E.On Set to Push Back on ‘Damaging’ Energy Policy Short-termism of the UK

Photo via The Energyst

Michael Lewis, the boss of E.On, has called out the “damaging” short-termist energy policy of the United Kingdom as the group is getting ready to concentrate on the household supply market via a £38bn deal with RWE.

The chief executive of the German energy giant urged the Government of the United Kingdom to reconsider making use of energy efficiency measures to slash hundreds of pounds off bills, in favour of a temporary cap on energy price.

After a public debate that was held late last week regarding countering short-termism in business, he stated: “This is a far more sustainable policy which politicians should consider embracing.”

The energy giant which is based in Frankfurt is hoping to finalise a major asset swap deal with RWE in which E.On will acquire the parent company of Npower, Innogy, in exchange for the energy generation assets of the firm.

It is still not clear whether E.On will be able to lay any claim to Npower which is anticipated to merge with the supply business of SSE as a separately listed company, which is pending regulatory approval later in 2018.

Lewis also said that he would continue to push for the Government to reconsider its clampdown on onshore wind power, even as he gets ready to hand over the renewable energy business of the group to RWE.

He stated: “The UK’s clampdown on support for onshore wind could be seen as an example of damaging short termist policy.
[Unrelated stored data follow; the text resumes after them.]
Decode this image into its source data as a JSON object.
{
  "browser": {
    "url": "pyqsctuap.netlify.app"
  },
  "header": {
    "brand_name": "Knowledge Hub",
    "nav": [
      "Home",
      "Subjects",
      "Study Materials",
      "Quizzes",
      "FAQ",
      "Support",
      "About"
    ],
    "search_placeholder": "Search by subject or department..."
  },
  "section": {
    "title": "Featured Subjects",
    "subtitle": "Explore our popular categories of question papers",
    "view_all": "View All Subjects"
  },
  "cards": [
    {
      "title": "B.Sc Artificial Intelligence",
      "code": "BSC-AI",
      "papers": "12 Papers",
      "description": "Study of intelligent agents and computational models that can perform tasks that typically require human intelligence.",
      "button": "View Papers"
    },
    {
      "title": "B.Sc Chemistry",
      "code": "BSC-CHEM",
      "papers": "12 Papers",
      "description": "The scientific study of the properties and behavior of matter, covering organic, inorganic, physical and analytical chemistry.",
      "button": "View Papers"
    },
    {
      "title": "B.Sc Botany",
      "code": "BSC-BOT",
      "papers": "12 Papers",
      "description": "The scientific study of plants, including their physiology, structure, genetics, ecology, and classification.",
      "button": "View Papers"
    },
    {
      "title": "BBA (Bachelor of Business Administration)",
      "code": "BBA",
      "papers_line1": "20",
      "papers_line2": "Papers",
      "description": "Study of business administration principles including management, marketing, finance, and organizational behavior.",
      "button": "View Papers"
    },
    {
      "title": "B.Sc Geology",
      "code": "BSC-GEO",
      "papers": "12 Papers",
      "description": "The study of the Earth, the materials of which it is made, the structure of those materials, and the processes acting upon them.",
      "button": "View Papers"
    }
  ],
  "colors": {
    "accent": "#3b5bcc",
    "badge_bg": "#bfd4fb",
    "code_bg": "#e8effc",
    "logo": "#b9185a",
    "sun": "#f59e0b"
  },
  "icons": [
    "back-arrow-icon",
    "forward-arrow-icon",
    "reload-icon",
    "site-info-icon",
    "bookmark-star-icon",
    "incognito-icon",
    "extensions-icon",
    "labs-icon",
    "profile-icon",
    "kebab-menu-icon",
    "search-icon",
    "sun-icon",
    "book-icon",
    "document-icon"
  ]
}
We continue to engage with Government on future plans to facilitate, if not subsidise, onshore wind in the future.”

Lewis continued: “Economically it makes sense that the lowest cost options for decarbonising the energy system are not ruled out. Where there is local support for onshore wind, we believe the Government should provide a viable route to market which is likely to be at a level comparable with subsidy-free.
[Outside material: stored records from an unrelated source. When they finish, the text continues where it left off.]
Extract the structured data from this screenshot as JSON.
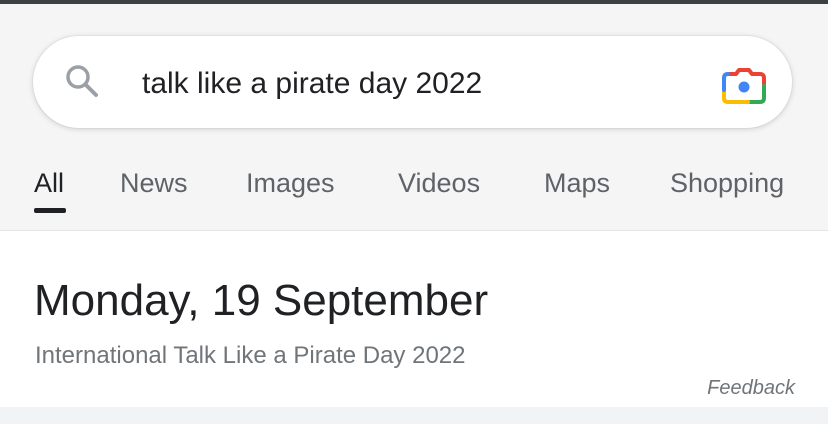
{
  "search": {
    "query": "talk like a pirate day 2022",
    "search_icon": "magnifier-icon",
    "lens_icon": "google-lens-camera-icon"
  },
  "tabs": [
    {
      "label": "All",
      "active": true
    },
    {
      "label": "News",
      "active": false
    },
    {
      "label": "Images",
      "active": false
    },
    {
      "label": "Videos",
      "active": false
    },
    {
      "label": "Maps",
      "active": false
    },
    {
      "label": "Shopping",
      "active": false
    }
  ],
  "answer": {
    "date": "Monday, 19 September",
    "description": "International Talk Like a Pirate Day 2022",
    "feedback_label": "Feedback"
  },
  "colors": {
    "lens_blue": "#4285f4",
    "lens_red": "#ea4335",
    "lens_yellow": "#fbbc04",
    "lens_green": "#34a853",
    "text_primary": "#202124",
    "text_secondary": "#70757a"
  }
}
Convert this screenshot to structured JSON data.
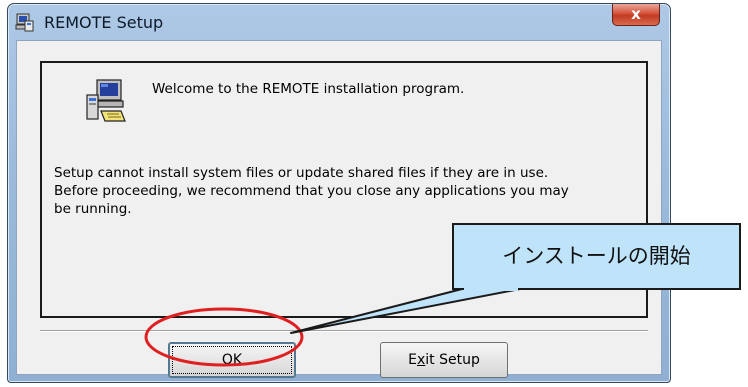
{
  "window": {
    "title": "REMOTE Setup",
    "close_label": "x"
  },
  "dialog": {
    "welcome": "Welcome to the REMOTE installation program.",
    "info_lines": [
      "Setup cannot install system files or update shared files if they are in use.",
      "Before proceeding, we recommend that you close any applications you may",
      "be running."
    ]
  },
  "buttons": {
    "ok_label": "OK",
    "exit_prefix": "E",
    "exit_accel": "x",
    "exit_suffix": "it Setup"
  },
  "annotation": {
    "callout_text": "インストールの開始",
    "highlight_color": "#e02020",
    "callout_color": "#bfe3f8"
  },
  "icons": {
    "app": "setup-computer-icon",
    "setup": "computer-install-icon",
    "close": "close-icon"
  }
}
“However this same approach is needed in other areas; for example, as a country we also need to bring the energy efficiency of homes up to the level that is right for the 21st century, and which could save many hundreds of pounds off the annual energy bill.”
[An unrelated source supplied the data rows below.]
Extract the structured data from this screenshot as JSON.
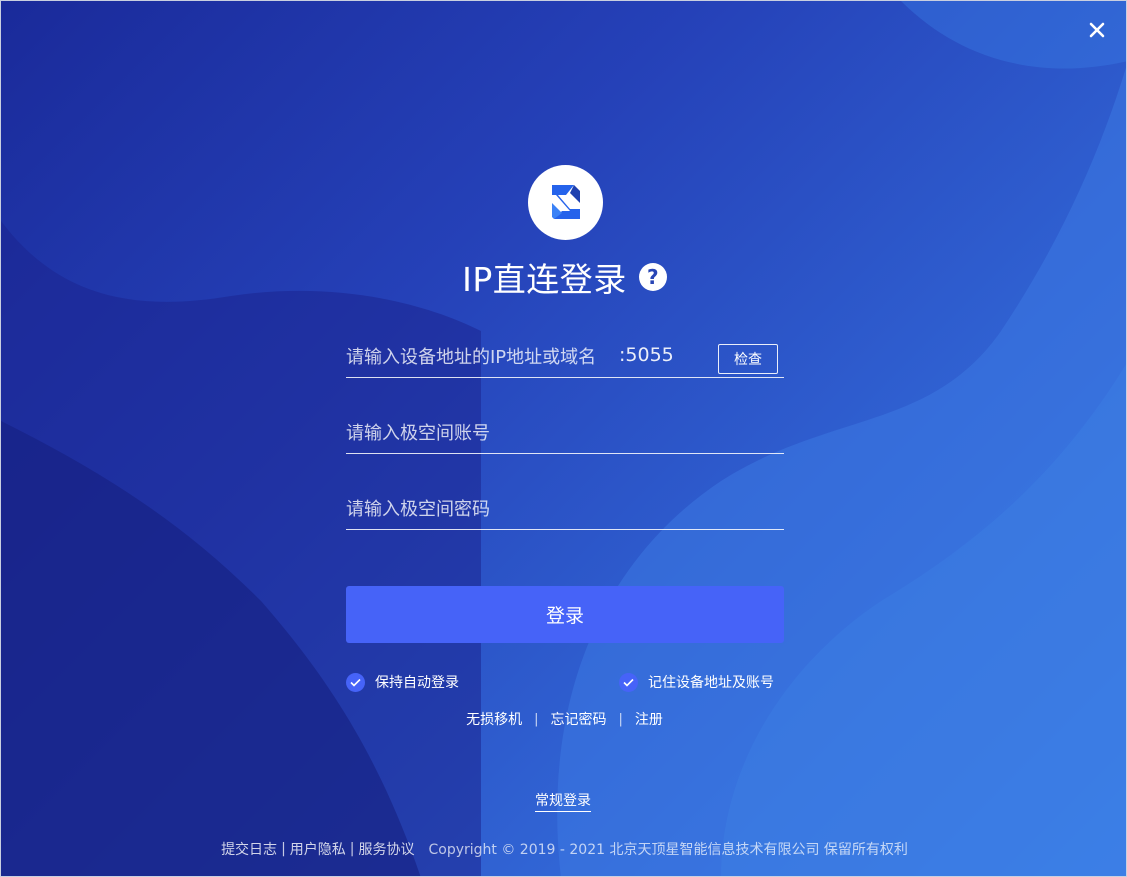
{
  "window": {
    "close_icon": "close-icon"
  },
  "header": {
    "logo_icon": "app-logo-icon",
    "title": "IP直连登录",
    "help_label": "?"
  },
  "form": {
    "address_placeholder": "请输入设备地址的IP地址或域名",
    "address_value": "",
    "port_label": ":5055",
    "check_button_label": "检查",
    "account_placeholder": "请输入极空间账号",
    "account_value": "",
    "password_placeholder": "请输入极空间密码",
    "password_value": "",
    "login_button_label": "登录"
  },
  "options": {
    "auto_login_label": "保持自动登录",
    "auto_login_checked": true,
    "remember_label": "记住设备地址及账号",
    "remember_checked": true
  },
  "links": {
    "migrate_label": "无损移机",
    "forgot_label": "忘记密码",
    "register_label": "注册",
    "separator": "|"
  },
  "normal_login_label": "常规登录",
  "footer": {
    "log_label": "提交日志",
    "privacy_label": "用户隐私",
    "terms_label": "服务协议",
    "separator": "|",
    "copyright": "Copyright © 2019 - 2021 北京天顶星智能信息技术有限公司 保留所有权利"
  },
  "colors": {
    "background_start": "#1a2a9a",
    "background_end": "#3a82ec",
    "accent": "#4663f8"
  }
}
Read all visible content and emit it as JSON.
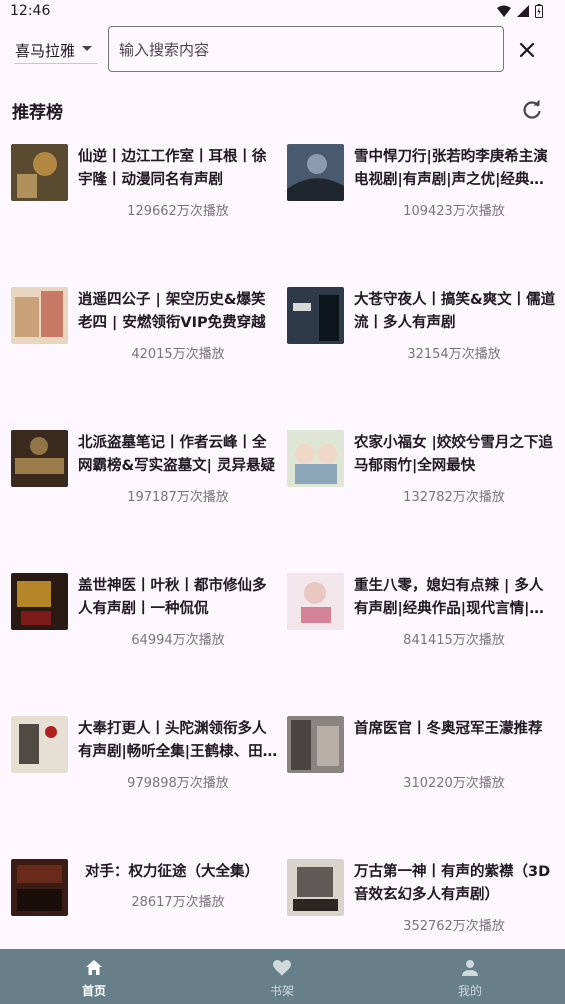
{
  "status_bar": {
    "time": "12:46"
  },
  "search": {
    "source": "喜马拉雅",
    "placeholder": "输入搜索内容"
  },
  "section": {
    "title": "推荐榜"
  },
  "books": [
    {
      "title": "仙逆丨边江工作室丨耳根丨徐宇隆丨动漫同名有声剧",
      "plays": "129662万次播放",
      "cover_color": "#5a4a2f"
    },
    {
      "title": "雪中悍刀行|张若昀李庚希主演电视剧|有声剧|声之优|经典作品",
      "plays": "109423万次播放",
      "cover_color": "#4a5a6e"
    },
    {
      "title": "逍遥四公子 | 架空历史&爆笑老四 | 安燃领衔VIP免费穿越",
      "plays": "42015万次播放",
      "cover_color": "#c9a27a"
    },
    {
      "title": "大苍守夜人丨搞笑&爽文丨儒道流丨多人有声剧",
      "plays": "32154万次播放",
      "cover_color": "#2e3a4a"
    },
    {
      "title": "北派盗墓笔记丨作者云峰丨全网霸榜&写实盗墓文| 灵异悬疑",
      "plays": "197187万次播放",
      "cover_color": "#3a2a1e"
    },
    {
      "title": "农家小福女 |姣姣兮雪月之下追马郁雨竹|全网最快",
      "plays": "132782万次播放",
      "cover_color": "#b9c9b0"
    },
    {
      "title": "盖世神医丨叶秋丨都市修仙多人有声剧丨一种侃侃",
      "plays": "64994万次播放",
      "cover_color": "#2a1a14"
    },
    {
      "title": "重生八零，媳妇有点辣 | 多人有声剧|经典作品|现代言情|甜宠",
      "plays": "841415万次播放",
      "cover_color": "#e8d8dc"
    },
    {
      "title": "大奉打更人丨头陀渊领衔多人有声剧|畅听全集|王鹤棣、田曦薇",
      "plays": "979898万次播放",
      "cover_color": "#d9d2c6"
    },
    {
      "title": "首席医官丨冬奥冠军王濛推荐",
      "plays": "310220万次播放",
      "cover_color": "#6a6460"
    },
    {
      "title": "对手：权力征途（大全集）",
      "plays": "28617万次播放",
      "cover_color": "#3a1c14"
    },
    {
      "title": "万古第一神丨有声的紫襟（3D音效玄幻多人有声剧）",
      "plays": "352762万次播放",
      "cover_color": "#5e5a56"
    }
  ],
  "nav": {
    "home": "首页",
    "shelf": "书架",
    "mine": "我的"
  }
}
Speaking at a The Economist event that was held in London, Lewis said that long-term policy had proved to be crucial in helping transform E.On from a coal-fired behemoth to the majority owner of the London Array, the largest operational offshore wind project in the world.

He stated: “Policy and business have to be in line; there has to be an implicit partnership or an explicit partnership. It’s really important to say; it wasn’t a foregone conclusion, back in 2008, that we would have delivered all of this growth in renewable energy or that we would have brought the cost down so far.”